Ovid was a Roman poet best known as the author of major works such as the Heroides, Amores, and Ars Amatoria, which are collections of erotic poetry. He also wrote the Metamorphoses, a mythological hexameter poem, the Fasti, about the Roman calendar, and the Tristia and Epistulae ex Ponto, two collections of poems written during his exile on the Black Sea. Ovid authored several smaller pieces, including the Remedia Amoris, the Medicamina Faciei Femineae, and the long curse-poem Ibis, as well as a lost tragedy, Medea.

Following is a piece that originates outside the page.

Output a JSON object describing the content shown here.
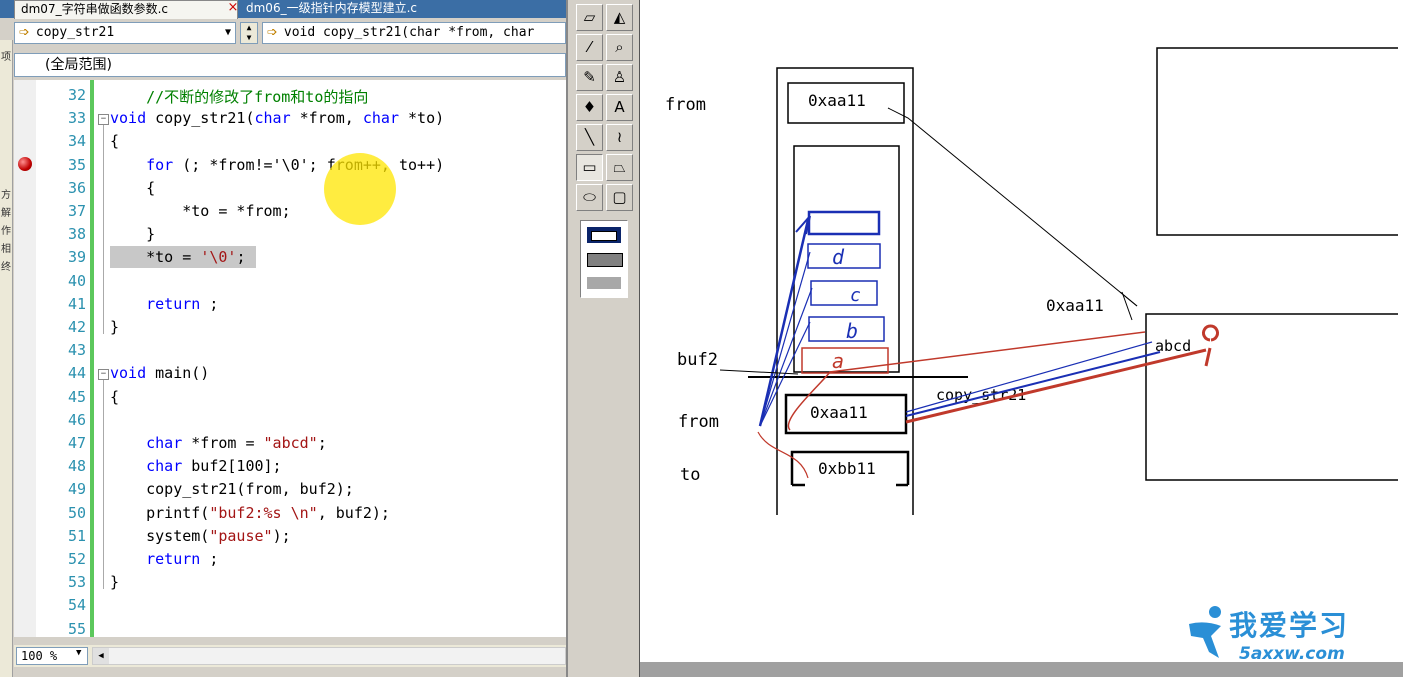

He is regarded as a master of the elegiac couplet and traditionally ranks alongside Virgil and Horace as one of the three canonical poets of Latin literature. The scholar Quintilian considered him the last of the canonical Latin love elegists. Ovid's poetry, much imitated during Late Antiquity and the Middle Ages, significantly influenced European art and literature, and his work remains one of the most important sources of classical mythology today.
Although he enjoyed enormous popularity during his lifetime, the emperor Augustus exiled Ovid to Tomis, the capital of the newly-organised province of Moesia on the Black Sea, where he spent the last years of his life. Ovid attributed his banishment to a "poem and a mistake", but his reluctance to disclose specifics has led to much speculation among scholars.